Livestreaming games could be a win-win for the student newspaper, the athletics program and its boosters and the community at large. Just as the broadcasting of professional sports enables people to follow their favorite teams and adds to the excitement of attending games, livestreaming could have a similar impact on the school community. It would enable a broader audience to watch the game — from the extended families, friends and neighbors of the athletes to alumni who still feel connected to their alma mater and their sport as well as to interested community members who might be out of town or otherwise not able to see a game live.
Making school news and events more accessible to all can heighten interest in the livestreamed sports as well as in the band, cheer team, dance team and other participatory components of these events.
The superintendent could explore ways to allay boosters’ concerns over potential revenue losses. For example, in addition to broadcasting the game, the programming could promote spirit wear, booster membership and attendance at sporting and school events. It could feature video segments on the role of the boosters and how their support is making a difference for the athletes and the school as a whole. It might also offer personal interest pieces on coaches, students, volunteers and involved parents.
If the board approves commercial advertising by local retailers and businesses for these programs, livestreaming may represent another revenue source for athletics and student activities. If the livestreaming of football and basketball proves successful, it could be extended to other sports and other student activities. With the right approach, livestreaming could both expand support for school activities and enhance school spirit within the broader community.
So long as no concerns are raised about digital streaming of school events, including streaming student images from both the game and the stands, the newspaper staff should be allowed to pilot the initiative for the first four or five games of the season. This will allow sufficient data collection for all stakeholders to weigh in in an informed way about whether to continue or terminate the pilot program for the remainder of the season.
Relevant questions include:
» How many people are watching the livestreamed games, and is this number rising, falling, or staying static over the trial period?
» Are digital viewers leaving feedback in the form of comments, likes/dislikes, or other forms of engagement with the platform, and if so, what is the overall tenor of their feedback? Is there a digital community being built up around the teams or the games?
» Is in-person attendance rising, falling, or staying static over the trial period? Although the school board members are concerned that remote viewing will necessarily depress revenue, it is possible that by building a wider viewership, Facebook Live streaming could actually increase in-person attendance over time!
»What is the feedback from players and coaches at the end of the trial period? Do they express pleasure at their expanded reach (including, potentially, expanded opportunity for some players to be scouted by college coaches), or frustration at diminished energy in the stadium?
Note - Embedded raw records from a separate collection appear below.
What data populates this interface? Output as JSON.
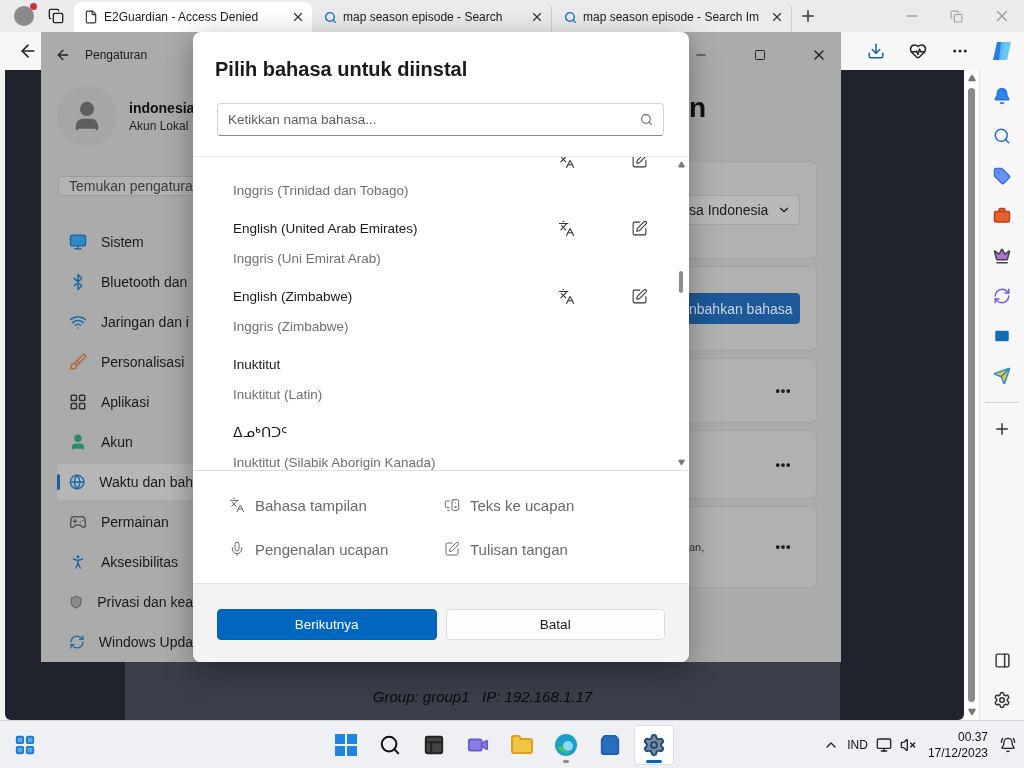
{
  "browser": {
    "tabs": [
      {
        "kind": "page",
        "title": "E2Guardian - Access Denied",
        "selected": true
      },
      {
        "kind": "search",
        "title": "map season episode - Search",
        "selected": false
      },
      {
        "kind": "search",
        "title": "map season episode - Search Im",
        "selected": false
      }
    ],
    "page": {
      "footer_text": "Group: group1   IP: 192.168.1.17"
    }
  },
  "settings": {
    "title": "Pengaturan",
    "user": {
      "name": "indonesia",
      "account": "Akun Lokal"
    },
    "search": {
      "placeholder": "Temukan pengatura"
    },
    "nav": [
      {
        "kind": "system",
        "label": "Sistem",
        "selected": false
      },
      {
        "kind": "bluetooth",
        "label": "Bluetooth dan",
        "selected": false
      },
      {
        "kind": "network",
        "label": "Jaringan dan i",
        "selected": false
      },
      {
        "kind": "personalization",
        "label": "Personalisasi",
        "selected": false
      },
      {
        "kind": "apps",
        "label": "Aplikasi",
        "selected": false
      },
      {
        "kind": "accounts",
        "label": "Akun",
        "selected": false
      },
      {
        "kind": "time",
        "label": "Waktu dan bah",
        "selected": true
      },
      {
        "kind": "gaming",
        "label": "Permainan",
        "selected": false
      },
      {
        "kind": "accessibility",
        "label": "Aksesibilitas",
        "selected": false
      },
      {
        "kind": "privacy",
        "label": "Privasi dan kea",
        "selected": false
      },
      {
        "kind": "update",
        "label": "Windows Upda",
        "selected": false
      }
    ],
    "heading": "n",
    "cards": [
      {
        "kind": "dropdown",
        "value": "sa Indonesia"
      },
      {
        "kind": "button",
        "label": "nbahkan bahasa"
      },
      {
        "kind": "more"
      },
      {
        "kind": "more"
      },
      {
        "kind": "more",
        "text": "an,"
      }
    ]
  },
  "dialog": {
    "title": "Pilih bahasa untuk diinstal",
    "search": {
      "placeholder": "Ketikkan nama bahasa..."
    },
    "languages": [
      {
        "subtitle": "Inggris (Trinidad dan Tobago)",
        "display": true,
        "handwriting": true
      },
      {
        "name": "English (United Arab Emirates)",
        "subtitle": "Inggris (Uni Emirat Arab)",
        "display": true,
        "handwriting": true
      },
      {
        "name": "English (Zimbabwe)",
        "subtitle": "Inggris (Zimbabwe)",
        "display": true,
        "handwriting": true
      },
      {
        "name": "Inuktitut",
        "subtitle": "Inuktitut (Latin)",
        "display": false,
        "handwriting": false
      },
      {
        "name": "ᐃᓄᒃᑎᑐᑦ",
        "subtitle": "Inuktitut (Silabik Aborigin Kanada)",
        "display": false,
        "handwriting": false
      }
    ],
    "legend": [
      {
        "kind": "display",
        "label": "Bahasa tampilan"
      },
      {
        "kind": "tts",
        "label": "Teks ke ucapan"
      },
      {
        "kind": "speech",
        "label": "Pengenalan ucapan"
      },
      {
        "kind": "handwriting",
        "label": "Tulisan tangan"
      }
    ],
    "buttons": [
      {
        "kind": "primary",
        "label": "Berikutnya"
      },
      {
        "kind": "secondary",
        "label": "Batal"
      }
    ]
  },
  "taskbar": {
    "apps": [
      {
        "kind": "start",
        "selected": false,
        "running": false
      },
      {
        "kind": "search",
        "selected": false,
        "running": false
      },
      {
        "kind": "taskview",
        "selected": false,
        "running": false
      },
      {
        "kind": "chat",
        "selected": false,
        "running": false
      },
      {
        "kind": "files",
        "selected": false,
        "running": false
      },
      {
        "kind": "edge",
        "selected": false,
        "running": true
      },
      {
        "kind": "store",
        "selected": false,
        "running": false
      },
      {
        "kind": "settings",
        "selected": true,
        "running": true
      }
    ],
    "language": "IND",
    "time": "00.37",
    "date": "17/12/2023"
  }
}
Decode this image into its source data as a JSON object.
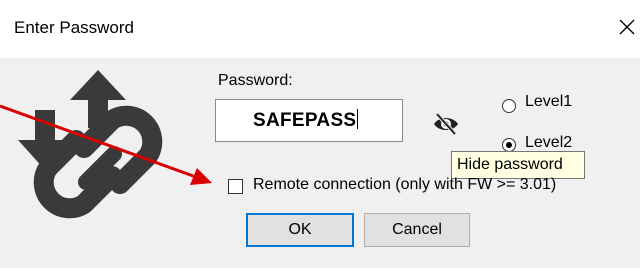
{
  "window": {
    "title": "Enter Password",
    "close_symbol": "×"
  },
  "form": {
    "password_label": "Password:",
    "password_value": "SAFEPASS",
    "visibility_icon": "eye-slash-icon",
    "level1_label": "Level1",
    "level2_label": "Level2",
    "level2_selected": true,
    "tooltip": "Hide password",
    "remote_label": "Remote connection (only with FW >= 3.01)",
    "remote_checked": false
  },
  "buttons": {
    "ok_label": "OK",
    "cancel_label": "Cancel"
  },
  "icons": {
    "logo": "chain-link-transfer-icon"
  },
  "colors": {
    "annotation_arrow": "#d80000",
    "logo": "#3a3a3a",
    "default_button_border": "#0078d7"
  }
}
»If the data are mixed, might a compromise be reached: for example, streaming away games but not home games?
All of these questions are predicated on a significant assumption, however, which is that digital livestreaming of students is itself inherently unproblematic. That strikes me as a problematic assumption and one that the superintendent, school board and legal counsel will want to talk through carefully over time. It is important to resolve this question before making any decision one way or the other about rolling out the pilot livestreaming of football and basketball games.